Under Berangere’s instruction I have been taking my daily French lessons on the chance that I might some day go ex-patriot. A late life in the French provinces is appealing, but also life in Paris for an old man might be exciting. So I study my French. Soon after we began these lessons both Jean – who is far ahead of me in this business of learning French – and Berangere encouraged me to post these lessons every day. I am not sure why, but I liked their recognition. They have either given up on that or thought the worse for it and I’ve not heard a thing from either of them about publishing these daily lessons on this blog for some time. Among the handicaps of growing old are losing one’s powers and loneliness. In partial relief from both I’ll now introduce today’s French Lesson in hopes that either Jean or Berangere will bring the matter up again, or that any of you will find it helpful and make some comment that is kind and encouraging. Today’s French Lesson includes some prudent advise for anyone considering the ball and chain. And it is illustrated to make the point better.
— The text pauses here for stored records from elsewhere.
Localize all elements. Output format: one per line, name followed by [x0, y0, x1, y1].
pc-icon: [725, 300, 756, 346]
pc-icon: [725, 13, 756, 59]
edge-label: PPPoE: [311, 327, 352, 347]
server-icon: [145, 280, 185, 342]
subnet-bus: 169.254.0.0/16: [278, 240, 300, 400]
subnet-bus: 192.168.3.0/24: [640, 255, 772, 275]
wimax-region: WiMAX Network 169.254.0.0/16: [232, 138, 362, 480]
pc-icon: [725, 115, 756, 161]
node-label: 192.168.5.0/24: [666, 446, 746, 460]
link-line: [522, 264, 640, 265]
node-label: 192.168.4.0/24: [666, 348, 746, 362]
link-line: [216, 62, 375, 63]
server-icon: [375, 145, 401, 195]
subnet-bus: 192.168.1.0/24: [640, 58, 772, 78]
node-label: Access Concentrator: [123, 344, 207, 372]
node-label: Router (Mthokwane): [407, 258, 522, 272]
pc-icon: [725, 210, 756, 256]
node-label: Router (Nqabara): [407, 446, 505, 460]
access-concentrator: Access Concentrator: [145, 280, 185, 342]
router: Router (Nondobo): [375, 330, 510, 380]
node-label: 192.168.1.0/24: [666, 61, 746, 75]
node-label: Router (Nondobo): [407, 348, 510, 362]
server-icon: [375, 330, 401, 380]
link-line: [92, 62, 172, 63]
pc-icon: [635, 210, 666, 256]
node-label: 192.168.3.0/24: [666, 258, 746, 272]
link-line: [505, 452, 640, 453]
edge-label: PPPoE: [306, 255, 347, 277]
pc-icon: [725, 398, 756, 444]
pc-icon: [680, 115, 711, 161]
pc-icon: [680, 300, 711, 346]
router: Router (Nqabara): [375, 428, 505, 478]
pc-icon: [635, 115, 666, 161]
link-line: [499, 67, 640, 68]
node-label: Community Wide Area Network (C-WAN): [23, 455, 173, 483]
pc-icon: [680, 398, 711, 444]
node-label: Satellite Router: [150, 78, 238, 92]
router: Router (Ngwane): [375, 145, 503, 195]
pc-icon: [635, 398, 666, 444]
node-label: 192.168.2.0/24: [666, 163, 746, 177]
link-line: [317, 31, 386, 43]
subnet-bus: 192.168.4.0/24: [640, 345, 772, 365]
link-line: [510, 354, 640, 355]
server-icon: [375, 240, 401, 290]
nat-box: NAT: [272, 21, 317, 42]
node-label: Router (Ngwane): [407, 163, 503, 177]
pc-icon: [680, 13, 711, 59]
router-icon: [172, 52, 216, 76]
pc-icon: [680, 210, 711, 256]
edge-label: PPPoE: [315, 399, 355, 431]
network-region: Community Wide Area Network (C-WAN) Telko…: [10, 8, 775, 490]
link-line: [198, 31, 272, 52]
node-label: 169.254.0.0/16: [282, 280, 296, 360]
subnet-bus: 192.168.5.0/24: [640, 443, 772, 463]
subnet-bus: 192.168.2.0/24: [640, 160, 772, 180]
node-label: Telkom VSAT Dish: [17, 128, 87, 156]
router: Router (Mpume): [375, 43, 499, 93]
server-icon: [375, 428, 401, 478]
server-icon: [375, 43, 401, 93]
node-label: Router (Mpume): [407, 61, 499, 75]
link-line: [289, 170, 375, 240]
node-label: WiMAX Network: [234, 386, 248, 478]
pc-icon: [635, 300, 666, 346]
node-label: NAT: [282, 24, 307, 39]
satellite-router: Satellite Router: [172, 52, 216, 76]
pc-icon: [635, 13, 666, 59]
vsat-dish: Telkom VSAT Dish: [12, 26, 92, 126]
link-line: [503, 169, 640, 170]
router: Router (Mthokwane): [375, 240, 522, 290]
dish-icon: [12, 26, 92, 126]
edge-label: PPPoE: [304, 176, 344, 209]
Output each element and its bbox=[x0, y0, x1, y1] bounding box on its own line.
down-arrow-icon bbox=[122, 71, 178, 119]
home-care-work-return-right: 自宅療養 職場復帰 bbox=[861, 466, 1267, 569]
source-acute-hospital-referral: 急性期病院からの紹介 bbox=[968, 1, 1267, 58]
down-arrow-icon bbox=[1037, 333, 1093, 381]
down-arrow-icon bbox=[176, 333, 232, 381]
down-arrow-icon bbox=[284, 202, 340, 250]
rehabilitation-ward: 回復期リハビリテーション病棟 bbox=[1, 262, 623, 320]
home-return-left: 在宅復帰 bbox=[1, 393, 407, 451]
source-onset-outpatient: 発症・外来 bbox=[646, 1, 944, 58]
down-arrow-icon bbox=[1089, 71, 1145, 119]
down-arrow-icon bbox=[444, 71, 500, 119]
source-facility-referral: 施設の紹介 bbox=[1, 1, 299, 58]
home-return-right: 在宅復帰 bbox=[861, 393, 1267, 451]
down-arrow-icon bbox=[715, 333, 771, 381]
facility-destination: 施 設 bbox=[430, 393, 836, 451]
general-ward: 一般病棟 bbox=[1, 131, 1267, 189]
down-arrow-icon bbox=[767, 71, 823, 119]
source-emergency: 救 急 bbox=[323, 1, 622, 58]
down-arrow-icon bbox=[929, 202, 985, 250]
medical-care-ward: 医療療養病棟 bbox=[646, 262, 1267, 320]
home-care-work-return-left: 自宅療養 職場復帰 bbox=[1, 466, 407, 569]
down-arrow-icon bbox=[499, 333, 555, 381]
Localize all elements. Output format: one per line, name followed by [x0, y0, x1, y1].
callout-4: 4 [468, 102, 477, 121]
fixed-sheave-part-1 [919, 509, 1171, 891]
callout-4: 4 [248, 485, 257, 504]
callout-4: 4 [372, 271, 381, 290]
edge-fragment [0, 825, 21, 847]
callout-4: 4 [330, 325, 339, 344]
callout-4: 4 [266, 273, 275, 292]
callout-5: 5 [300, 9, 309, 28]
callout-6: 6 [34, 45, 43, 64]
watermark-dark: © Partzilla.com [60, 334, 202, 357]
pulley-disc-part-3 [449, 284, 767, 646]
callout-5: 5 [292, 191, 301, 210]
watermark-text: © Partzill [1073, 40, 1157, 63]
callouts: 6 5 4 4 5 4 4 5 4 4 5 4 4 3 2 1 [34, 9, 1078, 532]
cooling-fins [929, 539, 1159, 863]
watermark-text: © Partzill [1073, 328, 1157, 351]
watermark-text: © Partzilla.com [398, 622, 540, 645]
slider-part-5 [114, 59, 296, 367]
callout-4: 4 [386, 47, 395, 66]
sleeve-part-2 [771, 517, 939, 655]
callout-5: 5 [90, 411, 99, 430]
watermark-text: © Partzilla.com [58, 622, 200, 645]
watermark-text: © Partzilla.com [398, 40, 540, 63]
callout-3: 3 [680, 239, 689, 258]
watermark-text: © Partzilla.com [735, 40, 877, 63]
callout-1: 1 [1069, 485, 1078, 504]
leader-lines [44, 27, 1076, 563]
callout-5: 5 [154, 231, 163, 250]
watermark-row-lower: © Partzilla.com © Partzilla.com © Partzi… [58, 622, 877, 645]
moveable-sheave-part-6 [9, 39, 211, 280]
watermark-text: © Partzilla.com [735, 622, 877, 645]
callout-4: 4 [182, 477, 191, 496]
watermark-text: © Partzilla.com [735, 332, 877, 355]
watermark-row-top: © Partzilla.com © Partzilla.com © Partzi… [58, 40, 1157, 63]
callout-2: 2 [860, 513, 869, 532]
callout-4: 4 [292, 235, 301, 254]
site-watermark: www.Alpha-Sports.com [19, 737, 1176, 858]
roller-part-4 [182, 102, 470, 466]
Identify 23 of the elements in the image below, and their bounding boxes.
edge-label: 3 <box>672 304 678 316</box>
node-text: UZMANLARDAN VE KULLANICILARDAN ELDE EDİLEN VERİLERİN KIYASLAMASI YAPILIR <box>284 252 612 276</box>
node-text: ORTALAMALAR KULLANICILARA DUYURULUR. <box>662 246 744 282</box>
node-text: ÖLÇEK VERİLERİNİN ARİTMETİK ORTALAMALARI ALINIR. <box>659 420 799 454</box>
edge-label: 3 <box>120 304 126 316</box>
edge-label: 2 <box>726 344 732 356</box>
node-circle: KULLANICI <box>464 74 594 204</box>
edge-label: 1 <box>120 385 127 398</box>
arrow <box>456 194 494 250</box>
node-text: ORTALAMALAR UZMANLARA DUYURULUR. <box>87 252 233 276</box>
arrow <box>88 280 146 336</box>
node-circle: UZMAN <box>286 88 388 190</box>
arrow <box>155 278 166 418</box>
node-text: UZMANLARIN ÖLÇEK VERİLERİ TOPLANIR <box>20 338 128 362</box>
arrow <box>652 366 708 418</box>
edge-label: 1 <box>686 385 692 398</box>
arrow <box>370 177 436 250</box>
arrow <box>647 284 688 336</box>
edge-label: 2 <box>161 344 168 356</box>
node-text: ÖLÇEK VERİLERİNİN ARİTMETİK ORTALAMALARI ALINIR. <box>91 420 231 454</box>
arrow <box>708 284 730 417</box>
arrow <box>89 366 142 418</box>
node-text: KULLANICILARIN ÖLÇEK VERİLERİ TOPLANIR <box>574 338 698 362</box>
FRENCH LESSON for APRIL 13, 2010 (The French lesson is followed by its English translation. The point is, in part, that I get the translation correct. How have I done?)
Le caméraman-councelor: une tradition française. “Le mariage n’est pas quelque chose à prendre à la légère. Pour le moment, de prendre une pause dans la cérémonie. Pensez-y.”
The cameraperson-counselor: a French tradition. “Marriage is not something to enter into lightly. For the moment take a pause in the ceremony. Think about it.”